MF's profits fall by 43 percent
NEW YORK (Bloomberg) - MF Global Ltd., the world's largest broker of exchange-traded futures and options contracts, said profit fell 43 percent because of expenses and accounting for the company's restructuring last year, while revenue from derivatives trading climbed.
Net income for the fiscal third quarter ended December 31 dropped to $31.2 million, or 26 cents per share, from $55.4 million, or 53 cents per share, the Hamilton, Bermuda-based company said in a statement distributed by Business Wire on Friday. After accounting adjustments related to the IPO, the company said it earned 37 cents a share, three cents more than the average estimate of 11 analysts surveyed by Bloomberg News.

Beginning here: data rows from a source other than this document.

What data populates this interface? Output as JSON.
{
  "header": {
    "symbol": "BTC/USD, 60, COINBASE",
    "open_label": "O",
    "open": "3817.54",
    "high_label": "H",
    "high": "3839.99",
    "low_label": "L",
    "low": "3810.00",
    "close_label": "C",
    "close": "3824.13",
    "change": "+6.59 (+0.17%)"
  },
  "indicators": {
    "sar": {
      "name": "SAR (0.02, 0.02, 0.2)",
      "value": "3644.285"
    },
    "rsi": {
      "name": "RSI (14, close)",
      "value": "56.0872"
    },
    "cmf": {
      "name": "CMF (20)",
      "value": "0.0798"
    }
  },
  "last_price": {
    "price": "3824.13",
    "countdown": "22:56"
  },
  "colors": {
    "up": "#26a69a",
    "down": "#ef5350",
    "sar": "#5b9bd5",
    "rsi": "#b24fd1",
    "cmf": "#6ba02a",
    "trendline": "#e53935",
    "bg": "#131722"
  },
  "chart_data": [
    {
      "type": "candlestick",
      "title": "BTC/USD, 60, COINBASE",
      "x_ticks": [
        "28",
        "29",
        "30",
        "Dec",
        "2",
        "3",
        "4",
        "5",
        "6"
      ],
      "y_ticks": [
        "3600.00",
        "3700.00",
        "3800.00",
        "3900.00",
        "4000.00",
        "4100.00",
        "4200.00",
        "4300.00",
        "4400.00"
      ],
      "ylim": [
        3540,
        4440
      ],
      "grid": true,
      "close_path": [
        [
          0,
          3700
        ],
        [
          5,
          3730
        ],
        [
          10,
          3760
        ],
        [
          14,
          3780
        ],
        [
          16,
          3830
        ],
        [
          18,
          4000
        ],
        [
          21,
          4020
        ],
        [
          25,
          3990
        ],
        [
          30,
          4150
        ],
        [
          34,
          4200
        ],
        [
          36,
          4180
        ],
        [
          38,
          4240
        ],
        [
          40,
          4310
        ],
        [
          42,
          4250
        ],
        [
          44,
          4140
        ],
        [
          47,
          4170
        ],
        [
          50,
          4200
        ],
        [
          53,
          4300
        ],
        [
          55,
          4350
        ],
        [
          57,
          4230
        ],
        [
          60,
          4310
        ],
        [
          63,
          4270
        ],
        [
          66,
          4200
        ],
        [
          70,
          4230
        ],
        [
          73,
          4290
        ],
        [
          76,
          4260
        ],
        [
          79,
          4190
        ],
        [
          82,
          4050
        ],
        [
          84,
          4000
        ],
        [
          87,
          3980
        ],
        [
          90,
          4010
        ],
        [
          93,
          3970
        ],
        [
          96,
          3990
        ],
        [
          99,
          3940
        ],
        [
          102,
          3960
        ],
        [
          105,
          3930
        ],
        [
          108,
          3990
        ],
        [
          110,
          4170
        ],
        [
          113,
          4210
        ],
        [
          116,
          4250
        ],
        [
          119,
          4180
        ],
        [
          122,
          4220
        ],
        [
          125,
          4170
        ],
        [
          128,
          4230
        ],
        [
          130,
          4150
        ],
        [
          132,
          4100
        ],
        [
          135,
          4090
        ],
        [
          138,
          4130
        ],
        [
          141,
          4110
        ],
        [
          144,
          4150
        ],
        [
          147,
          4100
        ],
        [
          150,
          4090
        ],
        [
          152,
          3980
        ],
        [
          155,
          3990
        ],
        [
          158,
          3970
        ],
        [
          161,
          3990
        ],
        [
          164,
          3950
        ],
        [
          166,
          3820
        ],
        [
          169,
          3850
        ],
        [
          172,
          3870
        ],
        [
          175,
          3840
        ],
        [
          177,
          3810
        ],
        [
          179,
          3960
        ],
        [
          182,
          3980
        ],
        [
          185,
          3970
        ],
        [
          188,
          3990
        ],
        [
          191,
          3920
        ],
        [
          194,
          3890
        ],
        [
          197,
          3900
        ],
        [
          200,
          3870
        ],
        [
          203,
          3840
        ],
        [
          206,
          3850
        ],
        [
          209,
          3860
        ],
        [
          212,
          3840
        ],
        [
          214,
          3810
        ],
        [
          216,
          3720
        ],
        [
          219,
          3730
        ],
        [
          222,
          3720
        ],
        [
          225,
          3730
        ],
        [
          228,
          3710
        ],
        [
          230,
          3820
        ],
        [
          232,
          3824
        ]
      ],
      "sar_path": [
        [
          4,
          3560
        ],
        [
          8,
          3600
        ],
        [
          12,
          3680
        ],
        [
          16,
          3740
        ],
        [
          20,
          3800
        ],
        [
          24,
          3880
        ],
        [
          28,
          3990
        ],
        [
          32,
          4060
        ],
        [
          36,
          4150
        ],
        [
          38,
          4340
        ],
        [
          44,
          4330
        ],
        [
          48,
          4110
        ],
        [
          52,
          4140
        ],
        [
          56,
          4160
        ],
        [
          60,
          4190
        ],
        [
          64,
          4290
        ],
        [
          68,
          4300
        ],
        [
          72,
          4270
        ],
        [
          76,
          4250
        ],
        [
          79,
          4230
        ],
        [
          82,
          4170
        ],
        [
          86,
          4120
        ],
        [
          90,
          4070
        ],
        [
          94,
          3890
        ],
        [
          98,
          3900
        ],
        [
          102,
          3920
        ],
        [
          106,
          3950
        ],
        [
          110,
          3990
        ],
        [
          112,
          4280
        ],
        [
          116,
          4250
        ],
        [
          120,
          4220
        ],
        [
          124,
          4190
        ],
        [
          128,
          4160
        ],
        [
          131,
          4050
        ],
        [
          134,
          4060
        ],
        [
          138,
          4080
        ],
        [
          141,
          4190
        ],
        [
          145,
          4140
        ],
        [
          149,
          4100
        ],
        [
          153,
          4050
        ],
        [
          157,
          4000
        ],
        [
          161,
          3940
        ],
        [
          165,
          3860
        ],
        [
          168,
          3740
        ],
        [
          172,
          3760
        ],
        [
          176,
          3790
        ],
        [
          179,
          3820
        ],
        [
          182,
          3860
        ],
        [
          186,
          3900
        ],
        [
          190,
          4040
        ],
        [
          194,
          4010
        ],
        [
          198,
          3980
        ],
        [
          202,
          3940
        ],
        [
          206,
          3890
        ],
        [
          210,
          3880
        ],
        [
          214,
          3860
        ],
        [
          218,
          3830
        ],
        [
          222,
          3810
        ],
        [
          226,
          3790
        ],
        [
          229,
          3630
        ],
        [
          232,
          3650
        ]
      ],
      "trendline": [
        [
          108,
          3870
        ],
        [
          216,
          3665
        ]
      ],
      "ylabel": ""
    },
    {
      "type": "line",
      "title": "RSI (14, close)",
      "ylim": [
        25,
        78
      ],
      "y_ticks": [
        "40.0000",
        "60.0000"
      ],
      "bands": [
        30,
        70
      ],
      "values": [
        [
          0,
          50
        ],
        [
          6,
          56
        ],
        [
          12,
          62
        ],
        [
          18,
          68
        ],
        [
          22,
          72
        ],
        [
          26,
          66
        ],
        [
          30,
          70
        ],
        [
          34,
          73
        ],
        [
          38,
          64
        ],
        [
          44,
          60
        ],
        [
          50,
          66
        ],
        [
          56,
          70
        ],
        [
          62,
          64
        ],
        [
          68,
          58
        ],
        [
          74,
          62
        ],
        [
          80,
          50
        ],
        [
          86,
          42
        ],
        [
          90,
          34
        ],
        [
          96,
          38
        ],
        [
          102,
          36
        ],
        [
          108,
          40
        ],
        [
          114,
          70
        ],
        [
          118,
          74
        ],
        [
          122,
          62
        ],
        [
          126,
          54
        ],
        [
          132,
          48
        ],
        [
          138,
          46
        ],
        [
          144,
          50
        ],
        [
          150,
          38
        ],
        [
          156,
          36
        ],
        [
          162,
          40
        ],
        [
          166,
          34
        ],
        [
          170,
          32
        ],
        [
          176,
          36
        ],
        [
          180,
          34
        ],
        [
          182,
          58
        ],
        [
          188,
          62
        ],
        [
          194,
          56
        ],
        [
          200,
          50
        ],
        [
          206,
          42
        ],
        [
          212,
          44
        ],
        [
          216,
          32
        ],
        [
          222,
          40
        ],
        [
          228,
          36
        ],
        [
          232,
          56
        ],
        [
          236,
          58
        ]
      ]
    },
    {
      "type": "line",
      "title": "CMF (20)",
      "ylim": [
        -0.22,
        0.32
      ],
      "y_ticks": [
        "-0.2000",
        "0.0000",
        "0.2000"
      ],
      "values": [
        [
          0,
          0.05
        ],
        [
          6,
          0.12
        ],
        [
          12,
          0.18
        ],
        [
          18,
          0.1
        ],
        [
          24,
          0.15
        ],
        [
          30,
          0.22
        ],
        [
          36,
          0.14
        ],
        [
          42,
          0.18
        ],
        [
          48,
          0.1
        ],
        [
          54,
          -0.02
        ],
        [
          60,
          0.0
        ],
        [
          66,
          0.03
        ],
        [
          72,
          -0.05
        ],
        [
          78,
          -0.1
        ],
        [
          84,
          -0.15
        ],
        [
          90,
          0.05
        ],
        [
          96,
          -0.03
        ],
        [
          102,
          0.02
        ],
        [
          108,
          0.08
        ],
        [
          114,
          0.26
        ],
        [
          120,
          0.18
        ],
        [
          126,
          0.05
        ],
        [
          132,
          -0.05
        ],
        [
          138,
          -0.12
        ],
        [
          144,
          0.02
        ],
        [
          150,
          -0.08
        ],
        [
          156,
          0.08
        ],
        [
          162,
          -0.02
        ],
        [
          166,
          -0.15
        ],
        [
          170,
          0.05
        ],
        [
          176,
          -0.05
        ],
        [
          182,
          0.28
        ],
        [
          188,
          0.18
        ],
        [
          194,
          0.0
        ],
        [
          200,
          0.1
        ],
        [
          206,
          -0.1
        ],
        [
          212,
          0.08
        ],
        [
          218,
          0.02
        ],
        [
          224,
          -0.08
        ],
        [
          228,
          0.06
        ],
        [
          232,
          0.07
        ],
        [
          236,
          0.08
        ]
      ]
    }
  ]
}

Trading at MF Global under CEO Kevin Davis, 46, rose as investors bought and sold futures contracts linked to interest rates and equity indexes as the Federal Reserve cut its benchmark lending measure to counter rising loan defaults and a slowing economy. Equity index and interest-rate contracts account for 60 percent of MF Global's net revenue.
"Volumes were good, better than expected, so MF should do well," Richard Repetto, an analyst with Sandler O'Neill & Co. in New York, said before the earnings were released. Mr. Repetto rates MF shares "buy."
MF Global, formerly the brokerage unit of Man Group plc., the world's largest publicly traded hedge fund manager, fell eight cents, or 0.3 percent, to $30 on Thursday in New York Stock Exchange composite trading. The stock is unchanged compared with the company's $2.92 billion initial public offering at $30 a share in July.